Rodgers’ Hall of Fame career may have ended on a forced downfield throw that Bullock stepped in front of. Rodgers tried and failed to tackle Bullock on the way to the end zone.
The Steelers’ defense, long the biggest problem during a playoff victory drought that is nearing a decade, forced Stroud into numerous mistakes and kept Pittsburgh in the game until late.
The result, however, was the same as it has been for the Steelers and coach Mike Tomlin since they fell to New England in the 2016 AFC championship game, with a fall at the first hurdle, a long walk to the locker room and a longer-than-hoped-for offseason to figure out what went wrong.
While the NFL’s longest-tenured coach is all but assured of returning for a 20th season if he wants – even if there were chants for his firing in the final moments – Pittsburgh head into yet another offseason in search of a quarterback and answers to a playoff drought whose weight seems to grow by the year.
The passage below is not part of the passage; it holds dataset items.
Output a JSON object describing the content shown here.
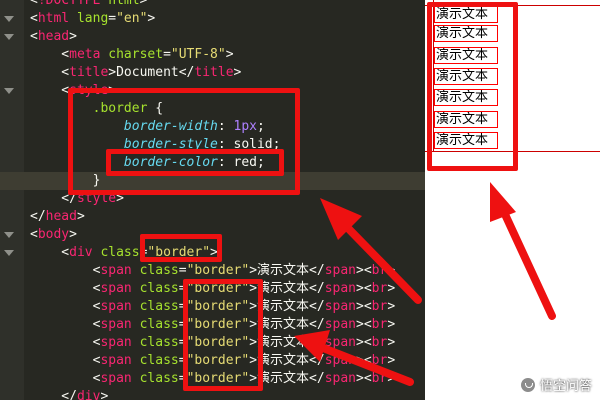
{
  "editor": {
    "theme_colors": {
      "background": "#272822",
      "tag": "#f92672",
      "attribute": "#a6e22e",
      "string": "#e6db74",
      "property": "#66d9ef",
      "number": "#ae81ff"
    },
    "lines": [
      [
        {
          "t": "punct",
          "v": "<"
        },
        {
          "t": "tag",
          "v": "!DOCTYPE"
        },
        {
          "t": "punct",
          "v": " "
        },
        {
          "t": "attr",
          "v": "html"
        },
        {
          "t": "punct",
          "v": ">"
        }
      ],
      [
        {
          "t": "punct",
          "v": "<"
        },
        {
          "t": "tag",
          "v": "html"
        },
        {
          "t": "punct",
          "v": " "
        },
        {
          "t": "attr",
          "v": "lang"
        },
        {
          "t": "punct",
          "v": "="
        },
        {
          "t": "str",
          "v": "\"en\""
        },
        {
          "t": "punct",
          "v": ">"
        }
      ],
      [
        {
          "t": "punct",
          "v": "<"
        },
        {
          "t": "tag",
          "v": "head"
        },
        {
          "t": "punct",
          "v": ">"
        }
      ],
      [
        {
          "t": "punct",
          "v": "    <"
        },
        {
          "t": "tag",
          "v": "meta"
        },
        {
          "t": "punct",
          "v": " "
        },
        {
          "t": "attr",
          "v": "charset"
        },
        {
          "t": "punct",
          "v": "="
        },
        {
          "t": "str",
          "v": "\"UTF-8\""
        },
        {
          "t": "punct",
          "v": ">"
        }
      ],
      [
        {
          "t": "punct",
          "v": "    <"
        },
        {
          "t": "tag",
          "v": "title"
        },
        {
          "t": "punct",
          "v": ">"
        },
        {
          "t": "text",
          "v": "Document"
        },
        {
          "t": "punct",
          "v": "</"
        },
        {
          "t": "tag",
          "v": "title"
        },
        {
          "t": "punct",
          "v": ">"
        }
      ],
      [
        {
          "t": "punct",
          "v": "    <"
        },
        {
          "t": "tag",
          "v": "style"
        },
        {
          "t": "punct",
          "v": ">"
        }
      ],
      [
        {
          "t": "punct",
          "v": "        "
        },
        {
          "t": "sel",
          "v": ".border"
        },
        {
          "t": "punct",
          "v": " {"
        }
      ],
      [
        {
          "t": "punct",
          "v": "            "
        },
        {
          "t": "prop",
          "v": "border-width"
        },
        {
          "t": "punct",
          "v": ": "
        },
        {
          "t": "num",
          "v": "1px"
        },
        {
          "t": "punct",
          "v": ";"
        }
      ],
      [
        {
          "t": "punct",
          "v": "            "
        },
        {
          "t": "prop",
          "v": "border-style"
        },
        {
          "t": "punct",
          "v": ": "
        },
        {
          "t": "kw",
          "v": "solid"
        },
        {
          "t": "punct",
          "v": ";"
        }
      ],
      [
        {
          "t": "punct",
          "v": "            "
        },
        {
          "t": "prop",
          "v": "border-color"
        },
        {
          "t": "punct",
          "v": ": "
        },
        {
          "t": "kw",
          "v": "red"
        },
        {
          "t": "punct",
          "v": ";"
        }
      ],
      [
        {
          "t": "punct",
          "v": "        }"
        }
      ],
      [
        {
          "t": "punct",
          "v": "    </"
        },
        {
          "t": "tag",
          "v": "style"
        },
        {
          "t": "punct",
          "v": ">"
        }
      ],
      [
        {
          "t": "punct",
          "v": "</"
        },
        {
          "t": "tag",
          "v": "head"
        },
        {
          "t": "punct",
          "v": ">"
        }
      ],
      [
        {
          "t": "punct",
          "v": "<"
        },
        {
          "t": "tag",
          "v": "body"
        },
        {
          "t": "punct",
          "v": ">"
        }
      ],
      [
        {
          "t": "punct",
          "v": "    <"
        },
        {
          "t": "tag",
          "v": "div"
        },
        {
          "t": "punct",
          "v": " "
        },
        {
          "t": "attr",
          "v": "class"
        },
        {
          "t": "punct",
          "v": "="
        },
        {
          "t": "str",
          "v": "\"border\""
        },
        {
          "t": "punct",
          "v": ">"
        }
      ],
      [
        {
          "t": "punct",
          "v": "        <"
        },
        {
          "t": "tag",
          "v": "span"
        },
        {
          "t": "punct",
          "v": " "
        },
        {
          "t": "attr",
          "v": "class"
        },
        {
          "t": "punct",
          "v": "="
        },
        {
          "t": "str",
          "v": "\"border\""
        },
        {
          "t": "punct",
          "v": ">"
        },
        {
          "t": "text",
          "v": "演示文本"
        },
        {
          "t": "punct",
          "v": "</"
        },
        {
          "t": "tag",
          "v": "span"
        },
        {
          "t": "punct",
          "v": "><"
        },
        {
          "t": "tag",
          "v": "br"
        },
        {
          "t": "punct",
          "v": ">"
        }
      ],
      [
        {
          "t": "punct",
          "v": "        <"
        },
        {
          "t": "tag",
          "v": "span"
        },
        {
          "t": "punct",
          "v": " "
        },
        {
          "t": "attr",
          "v": "class"
        },
        {
          "t": "punct",
          "v": "="
        },
        {
          "t": "str",
          "v": "\"border\""
        },
        {
          "t": "punct",
          "v": ">"
        },
        {
          "t": "text",
          "v": "演示文本"
        },
        {
          "t": "punct",
          "v": "</"
        },
        {
          "t": "tag",
          "v": "span"
        },
        {
          "t": "punct",
          "v": "><"
        },
        {
          "t": "tag",
          "v": "br"
        },
        {
          "t": "punct",
          "v": ">"
        }
      ],
      [
        {
          "t": "punct",
          "v": "        <"
        },
        {
          "t": "tag",
          "v": "span"
        },
        {
          "t": "punct",
          "v": " "
        },
        {
          "t": "attr",
          "v": "class"
        },
        {
          "t": "punct",
          "v": "="
        },
        {
          "t": "str",
          "v": "\"border\""
        },
        {
          "t": "punct",
          "v": ">"
        },
        {
          "t": "text",
          "v": "演示文本"
        },
        {
          "t": "punct",
          "v": "</"
        },
        {
          "t": "tag",
          "v": "span"
        },
        {
          "t": "punct",
          "v": "><"
        },
        {
          "t": "tag",
          "v": "br"
        },
        {
          "t": "punct",
          "v": ">"
        }
      ],
      [
        {
          "t": "punct",
          "v": "        <"
        },
        {
          "t": "tag",
          "v": "span"
        },
        {
          "t": "punct",
          "v": " "
        },
        {
          "t": "attr",
          "v": "class"
        },
        {
          "t": "punct",
          "v": "="
        },
        {
          "t": "str",
          "v": "\"border\""
        },
        {
          "t": "punct",
          "v": ">"
        },
        {
          "t": "text",
          "v": "演示文本"
        },
        {
          "t": "punct",
          "v": "</"
        },
        {
          "t": "tag",
          "v": "span"
        },
        {
          "t": "punct",
          "v": "><"
        },
        {
          "t": "tag",
          "v": "br"
        },
        {
          "t": "punct",
          "v": ">"
        }
      ],
      [
        {
          "t": "punct",
          "v": "        <"
        },
        {
          "t": "tag",
          "v": "span"
        },
        {
          "t": "punct",
          "v": " "
        },
        {
          "t": "attr",
          "v": "class"
        },
        {
          "t": "punct",
          "v": "="
        },
        {
          "t": "str",
          "v": "\"border\""
        },
        {
          "t": "punct",
          "v": ">"
        },
        {
          "t": "text",
          "v": "演示文本"
        },
        {
          "t": "punct",
          "v": "</"
        },
        {
          "t": "tag",
          "v": "span"
        },
        {
          "t": "punct",
          "v": "><"
        },
        {
          "t": "tag",
          "v": "br"
        },
        {
          "t": "punct",
          "v": ">"
        }
      ],
      [
        {
          "t": "punct",
          "v": "        <"
        },
        {
          "t": "tag",
          "v": "span"
        },
        {
          "t": "punct",
          "v": " "
        },
        {
          "t": "attr",
          "v": "class"
        },
        {
          "t": "punct",
          "v": "="
        },
        {
          "t": "str",
          "v": "\"border\""
        },
        {
          "t": "punct",
          "v": ">"
        },
        {
          "t": "text",
          "v": "演示文本"
        },
        {
          "t": "punct",
          "v": "</"
        },
        {
          "t": "tag",
          "v": "span"
        },
        {
          "t": "punct",
          "v": "><"
        },
        {
          "t": "tag",
          "v": "br"
        },
        {
          "t": "punct",
          "v": ">"
        }
      ],
      [
        {
          "t": "punct",
          "v": "        <"
        },
        {
          "t": "tag",
          "v": "span"
        },
        {
          "t": "punct",
          "v": " "
        },
        {
          "t": "attr",
          "v": "class"
        },
        {
          "t": "punct",
          "v": "="
        },
        {
          "t": "str",
          "v": "\"border\""
        },
        {
          "t": "punct",
          "v": ">"
        },
        {
          "t": "text",
          "v": "演示文本"
        },
        {
          "t": "punct",
          "v": "</"
        },
        {
          "t": "tag",
          "v": "span"
        },
        {
          "t": "punct",
          "v": "><"
        },
        {
          "t": "tag",
          "v": "br"
        },
        {
          "t": "punct",
          "v": ">"
        }
      ],
      [
        {
          "t": "punct",
          "v": "    </"
        },
        {
          "t": "tag",
          "v": "div"
        },
        {
          "t": "punct",
          "v": ">"
        }
      ]
    ]
  },
  "preview": {
    "span_text": [
      "演示文本",
      "演示文本",
      "演示文本",
      "演示文本",
      "演示文本",
      "演示文本",
      "演示文本"
    ],
    "border_color": "#ff0000"
  },
  "annotation_color": "#ee1111",
  "watermark": {
    "text": "悟空问答"
  }
}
“When you don’t get it done, words are cheap,” Tomlin said after Monday’s loss. “There’s too much talking in our business.”
One may who believes Tomlin should stay with the Steelers is Rodgers.
“Mike T has had more success than damn near anybody in the league for the last 19, 20 years,” Rodgers said after Monday’s game. “And more than that though, when you have the right guy and the culture is right, you don’t think about making a change.”